Based on reports from the 1990s, scientists anticipated that people who survived the latest Ebola epidemic would develop uveitis, an inflammatory eye disease. However, “at this point we don’t know the extent of the effect of Ebola on the eye,” said Bishop. “We’ve seen changes to nearly every part of the eye, and some survivors are having vision problems such as difficulty focusing and eye fatigue, the causes of which remain elusive.” Some Ebola survivors show signs of cognitive changes after the infection, which could also contribute to vision difficulties, she added.

The National Institute of Allergy and Infectious Diseases sponsors PREVAIL III in partnership with the Liberian Ministry of Health. The study will be conducted at multiple sites in Liberia. The plan is to enroll up to 7,500 people: 1,500 survivors and up to 6,000 of their close contacts to serve as a control group. The study will help determine whether survivors develop immunity from future Ebola infections, and it will assess the risk of transmitting the virus to close contacts and sexual partners. In addition to the eye, the virus persists in the testes, and semen can carry live virus months after recovery and clearance of the infection from the blood.
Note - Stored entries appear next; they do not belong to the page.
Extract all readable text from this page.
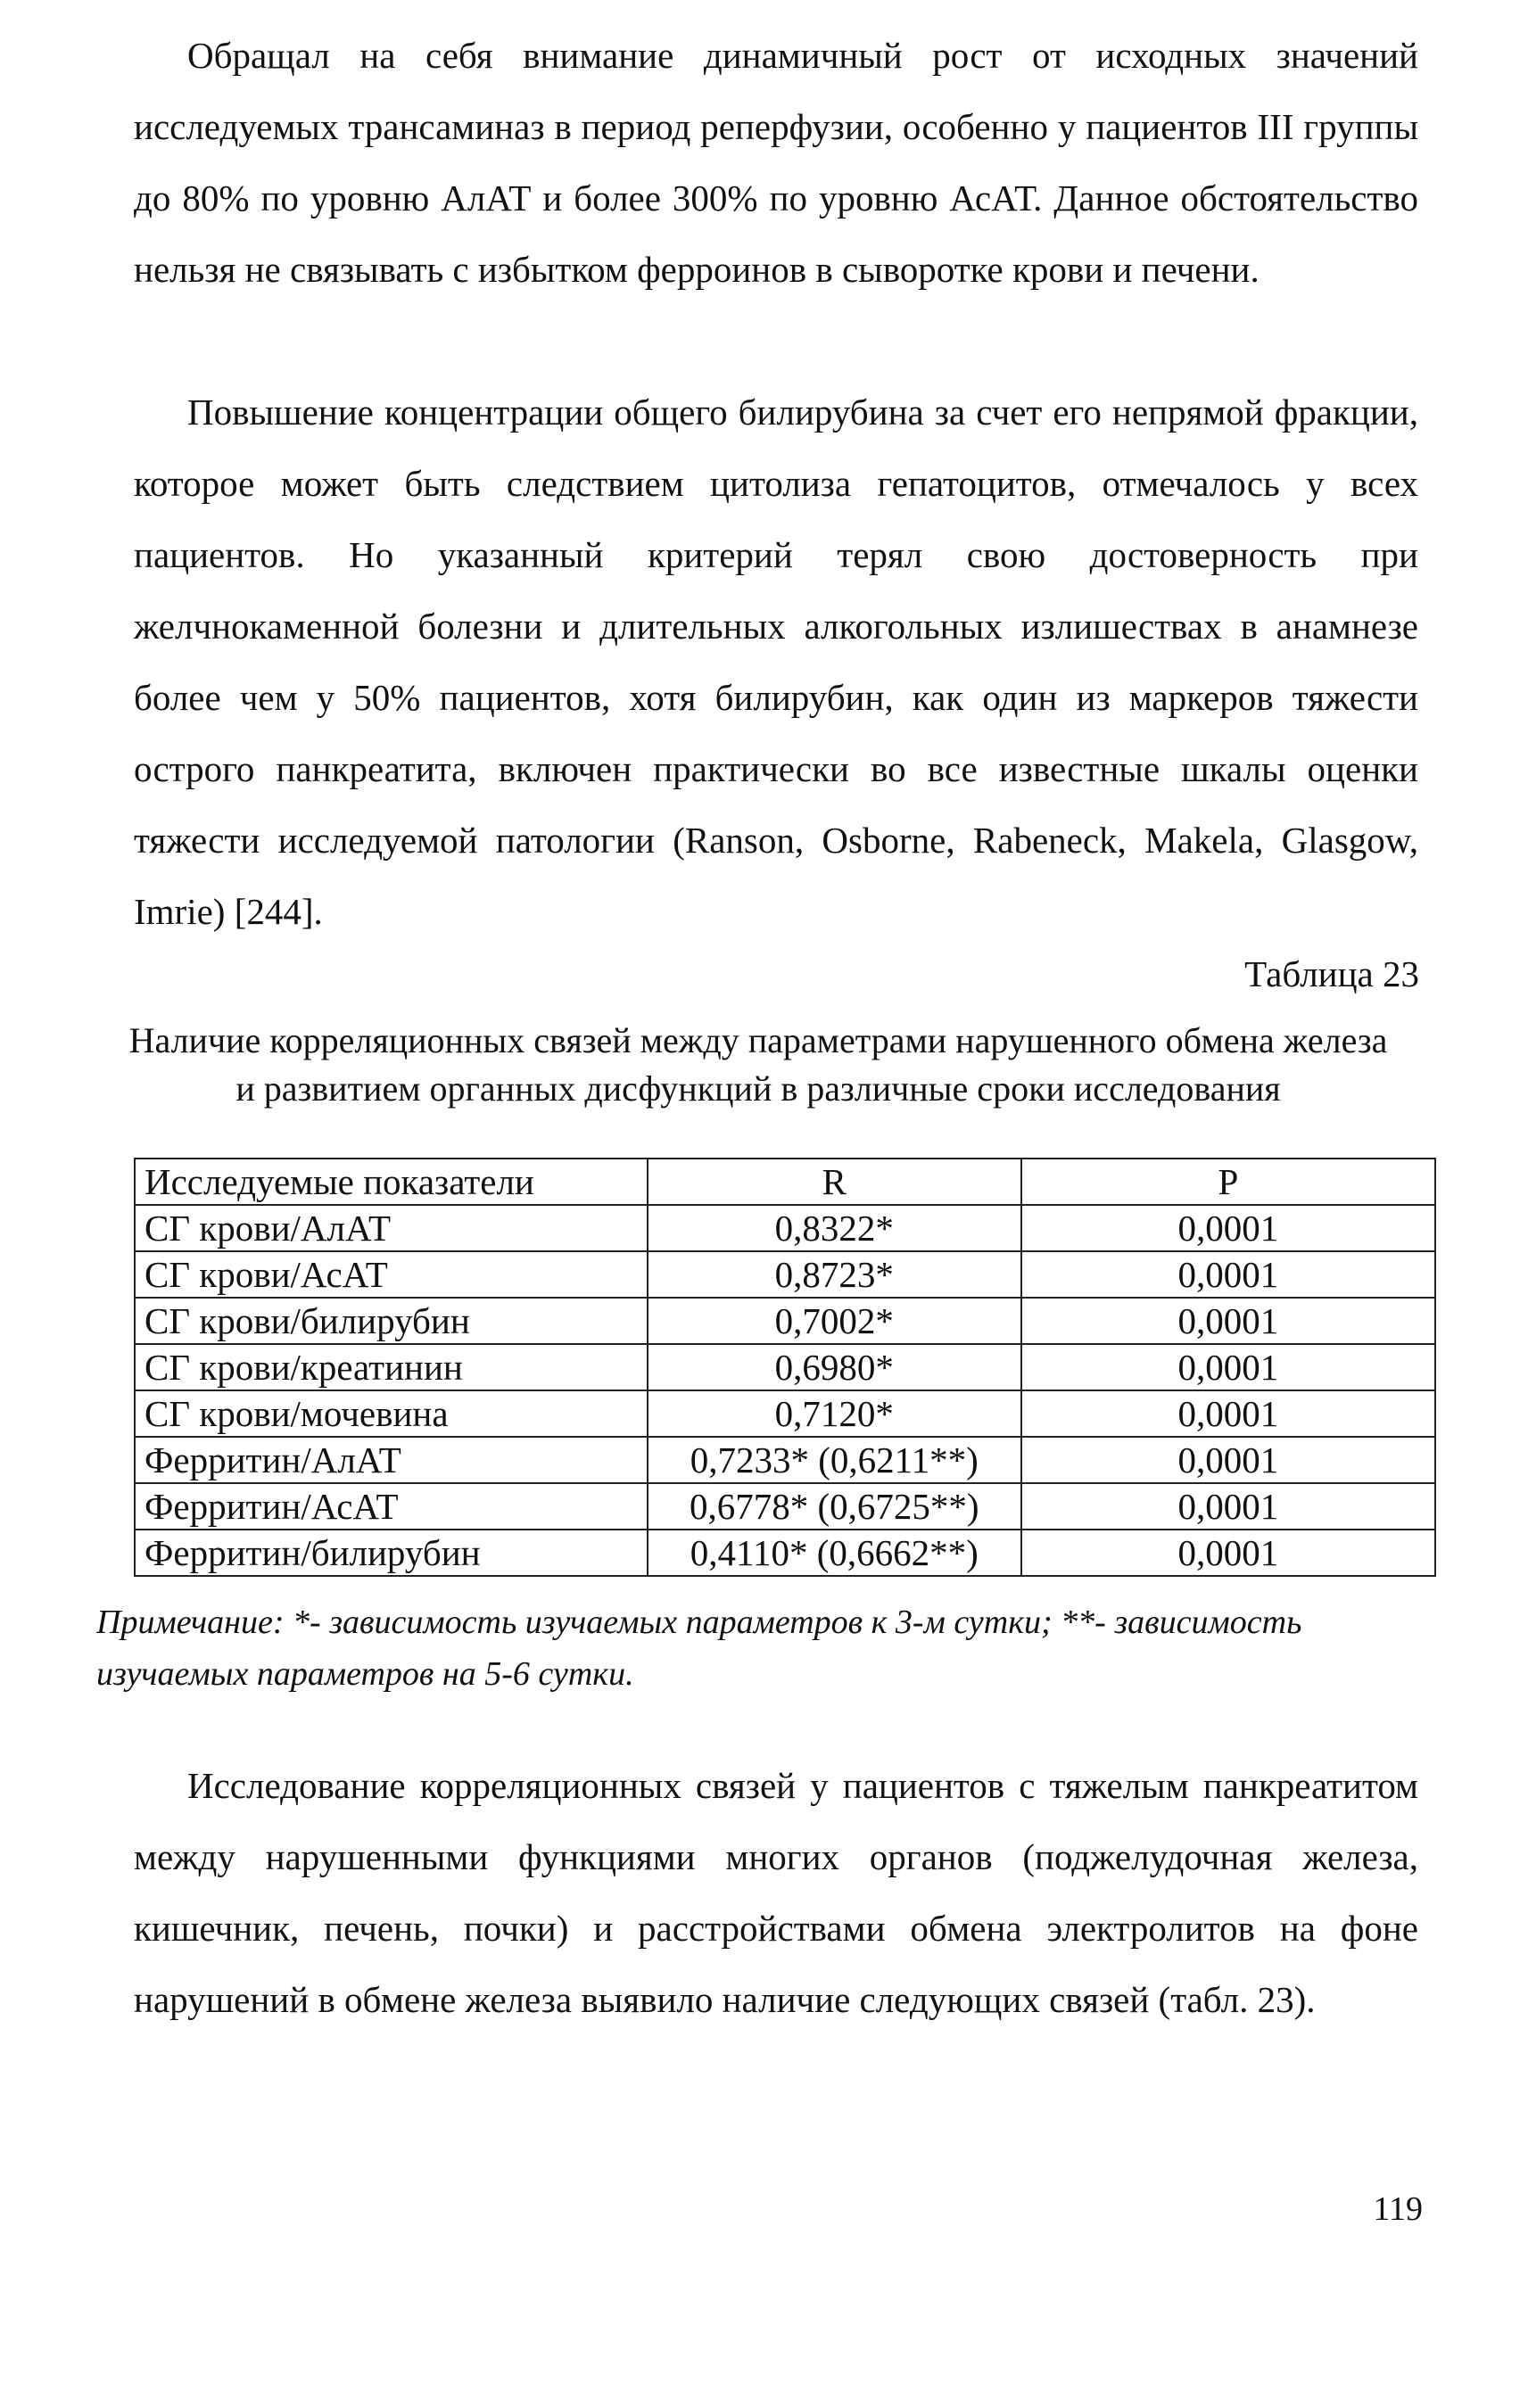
Обращал на себя внимание динамичный рост от исходных значений исследуемых трансаминаз в период реперфузии, особенно у пациентов III группы до 80% по уровню АлАТ и более 300% по уровню АсАТ. Данное обстоятельство нельзя не связывать с избытком ферроинов в сыворотке крови и печени.

Повышение концентрации общего билирубина за счет его непрямой фракции, которое может быть следствием цитолиза гепатоцитов, отмечалось у всех пациентов. Но указанный критерий терял свою достоверность при желчнокаменной болезни и длительных алкогольных излишествах в анамнезе более чем у 50% пациентов, хотя билирубин, как один из маркеров тяжести острого панкреатита, включен практически во все известные шкалы оценки тяжести исследуемой патологии (Ranson, Osborne, Rabeneck, Makela, Glasgow, Imrie) [244].

Таблица 23

Наличие корреляционных связей между параметрами нарушенного обмена железа и развитием органных дисфункций в различные сроки исследования

Исследуемые показатели	R	P
СГ крови/АлАТ	0,8322*	0,0001
СГ крови/АсАТ	0,8723*	0,0001
СГ крови/билирубин	0,7002*	0,0001
СГ крови/креатинин	0,6980*	0,0001
СГ крови/мочевина	0,7120*	0,0001
Ферритин/АлАТ	0,7233* (0,6211**)	0,0001
Ферритин/АсАТ	0,6778* (0,6725**)	0,0001
Ферритин/билирубин	0,4110* (0,6662**)	0,0001

Примечание: *- зависимость изучаемых параметров к 3-м сутки; **- зависимость изучаемых параметров на 5-6 сутки.

Исследование корреляционных связей у пациентов с тяжелым панкреатитом между нарушенными функциями многих органов (поджелудочная железа, кишечник, печень, почки) и расстройствами обмена электролитов на фоне нарушений в обмене железа выявило наличие следующих связей (табл. 23).

119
A floor of the John F. Kennedy Medical Center in Monrovia was renovated to establish medical facilities for PREVAIL III. Along with Allen Eghrari, from the Johns Hopkins University Wilmer Eye Institute (Baltimore), the NEI team oversaw the design of an eye clinic, which is outfitted with state-of-the-art diagnostic equipment that allows the investigators to document changes in the eye. The team will travel back to Liberia periodically and is assisted by a local eye-care team that includes nurses, technicians, and administrative support staff. Liberian ophthalmologists provide follow-up care for participants needing treatment.

“Despite the tragedy that the Liberians have endured, you get a sense of positive energy and liveliness, so it’s actually a happy place to work,” said Bishop. “It’s a true collaboration.”